What is Englishness?

English bulldog
English bulldog

The Queen's Diamond Jubilee, the London Olympic Games, the European Football Championships, and the looming question of Scottish independence have all got people asking: what does it mean to be English?

Or at least, Ed Miliband is asking. In a speech praising the "multiple allegiances" of English, Scottish or Welsh Brits, the Labour leader said we need to have a conversation about "who we are as a people".

The voices of Scottish, Welsh, and, needless to say, Irish nationalism have always had a place in the mainstream dialogue about Britain's identity, but some feel that English nationalism has been confined to minority voices. It is even associated by some with far-right extremism. As Miliband himself said in his speech: "For some it [English nationalism] was connected to the kind of nationalism that left us ill at ease. In the 1970s and 1980s, the Union flag was reclaimed from the National Front. Since Euro 96, English football fans have helped to reclaim the flag of St George from the BNP."

The speech attracted much debate, but what does it all mean in practice? Will Ed Miliband try to find a workable solution to the West Lothian question - perhaps even an English parliament? Some talking heads think so. And his reference to the role Scots played in fighting the poll tax in the 1980s, as well as his attempt to tie this notion of Englishness in with his own policies, such as the introduction of a Living Wage and his call for "responsible capitalism", gives the impression he is trying to evoke a kind of anti-Tory solidarity across Britain. We are, he seems to be telling the huge numbers of SNP voters who rejected Labour in 2010, all going to be a stronger force for resisting Tory austerity together, within the union, than apart. This may ring true for the English left but it's uncertain whether it will be a convincing argument to many of those on the left in Scotland. They complain that they are, despite having elected only one Conservative, facing huge cuts in spending and services, inflicted on them by English politicians in Westminster.

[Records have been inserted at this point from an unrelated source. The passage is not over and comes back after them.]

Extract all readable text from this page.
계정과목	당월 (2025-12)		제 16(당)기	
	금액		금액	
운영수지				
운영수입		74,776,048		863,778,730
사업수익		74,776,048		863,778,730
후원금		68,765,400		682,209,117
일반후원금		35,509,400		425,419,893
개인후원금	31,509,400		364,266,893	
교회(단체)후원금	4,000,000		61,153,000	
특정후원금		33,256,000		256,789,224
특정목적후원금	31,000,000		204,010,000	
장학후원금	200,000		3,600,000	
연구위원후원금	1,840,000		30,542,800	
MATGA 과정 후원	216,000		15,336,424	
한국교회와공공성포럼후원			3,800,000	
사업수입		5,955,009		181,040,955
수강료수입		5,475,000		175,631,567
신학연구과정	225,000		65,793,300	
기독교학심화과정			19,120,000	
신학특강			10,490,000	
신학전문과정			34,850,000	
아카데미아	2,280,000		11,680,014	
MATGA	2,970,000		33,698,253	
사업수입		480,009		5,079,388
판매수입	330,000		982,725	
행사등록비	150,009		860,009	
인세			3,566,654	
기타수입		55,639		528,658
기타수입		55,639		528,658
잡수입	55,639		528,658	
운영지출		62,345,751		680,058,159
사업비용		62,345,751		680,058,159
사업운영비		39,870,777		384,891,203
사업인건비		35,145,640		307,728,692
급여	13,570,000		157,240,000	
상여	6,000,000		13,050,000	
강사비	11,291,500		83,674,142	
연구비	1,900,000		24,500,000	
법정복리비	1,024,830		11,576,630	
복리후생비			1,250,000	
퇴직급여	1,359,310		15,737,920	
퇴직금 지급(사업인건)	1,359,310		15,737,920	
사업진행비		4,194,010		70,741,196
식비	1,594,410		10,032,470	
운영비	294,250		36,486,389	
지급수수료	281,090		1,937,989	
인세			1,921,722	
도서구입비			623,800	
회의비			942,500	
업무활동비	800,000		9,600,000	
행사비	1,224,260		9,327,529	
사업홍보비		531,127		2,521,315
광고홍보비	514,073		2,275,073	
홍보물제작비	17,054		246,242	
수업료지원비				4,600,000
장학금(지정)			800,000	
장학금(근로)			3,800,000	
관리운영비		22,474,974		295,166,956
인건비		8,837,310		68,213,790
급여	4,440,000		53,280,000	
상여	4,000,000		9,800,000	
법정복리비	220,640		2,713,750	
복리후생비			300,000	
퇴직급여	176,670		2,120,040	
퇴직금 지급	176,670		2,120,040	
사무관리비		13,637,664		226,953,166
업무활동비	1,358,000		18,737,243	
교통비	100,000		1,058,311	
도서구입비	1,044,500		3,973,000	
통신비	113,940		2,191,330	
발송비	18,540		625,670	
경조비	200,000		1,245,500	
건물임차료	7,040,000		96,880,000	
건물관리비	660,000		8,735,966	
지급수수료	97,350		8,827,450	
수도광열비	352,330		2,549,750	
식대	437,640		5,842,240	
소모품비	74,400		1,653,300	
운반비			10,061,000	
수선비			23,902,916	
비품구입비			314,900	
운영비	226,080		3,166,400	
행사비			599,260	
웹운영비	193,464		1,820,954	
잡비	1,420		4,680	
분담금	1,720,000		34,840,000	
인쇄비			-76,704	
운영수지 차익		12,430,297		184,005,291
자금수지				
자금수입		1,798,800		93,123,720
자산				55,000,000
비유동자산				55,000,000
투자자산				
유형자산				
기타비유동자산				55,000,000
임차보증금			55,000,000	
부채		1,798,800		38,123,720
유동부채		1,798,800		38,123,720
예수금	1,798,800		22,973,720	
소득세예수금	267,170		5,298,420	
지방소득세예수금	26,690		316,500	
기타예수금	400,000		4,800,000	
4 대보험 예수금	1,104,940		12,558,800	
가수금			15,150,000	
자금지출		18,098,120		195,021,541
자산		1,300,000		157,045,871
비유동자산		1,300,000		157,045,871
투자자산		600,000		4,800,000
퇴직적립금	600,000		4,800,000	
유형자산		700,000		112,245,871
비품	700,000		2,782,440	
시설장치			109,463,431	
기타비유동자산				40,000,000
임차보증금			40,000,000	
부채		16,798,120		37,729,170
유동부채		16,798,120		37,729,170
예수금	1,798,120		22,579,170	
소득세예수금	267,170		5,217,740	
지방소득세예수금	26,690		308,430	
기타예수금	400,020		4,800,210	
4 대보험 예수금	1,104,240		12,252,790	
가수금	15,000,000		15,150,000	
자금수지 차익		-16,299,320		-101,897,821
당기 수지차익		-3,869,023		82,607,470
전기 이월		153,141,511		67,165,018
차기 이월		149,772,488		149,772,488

Some say Ed Miliband's Englishness speech shows the fingerprints of Jon Cruddas, recently promoted to replace Liam Byrne as chair of the Labour party's policy review. Some even say it indicates a return to the Blue Labour philosophy, the brainchild of Lord Maurice Glasman. The idea of Blue Labour was officially dropped after a controversial interview in which the peer floated tentative support for a policy of halting all immigration entirely for a period, which critics denounced as unfair, impractical, and potentially illegal under EU law and other international commitments.

The speech closes by pondering the "paradox of patriotism"; being proud of a culturally rich nation and therefore being suspicious of nationalism. Whether or not the speech marks a return to the politics of Blue Labour, the influence of Cruddas, or something else altogether, Ed Miliband is certainly trying an interesting tactic with the electorate. He seems to be trying to reclaim patriotism as a progressive doctrine, by taking pride not just in military or royal achievements, but in equal pay, suffrage, and community spirit. In doing so, he perhaps hopes to paint the Tories, the austerity agenda, and even the unpredictable turbulence of global capitalism itself, as unpatriotic.

But will it work? Does nationalism contradict progressive politics? Will the Conservatives always be the party of patriotism? And, perhaps most importantly of all to the Labour party, is Ed Miliband convincing enough as a leader to change the way we consider concepts as difficult to define in the first place as patriotism, national identity, and Englishness?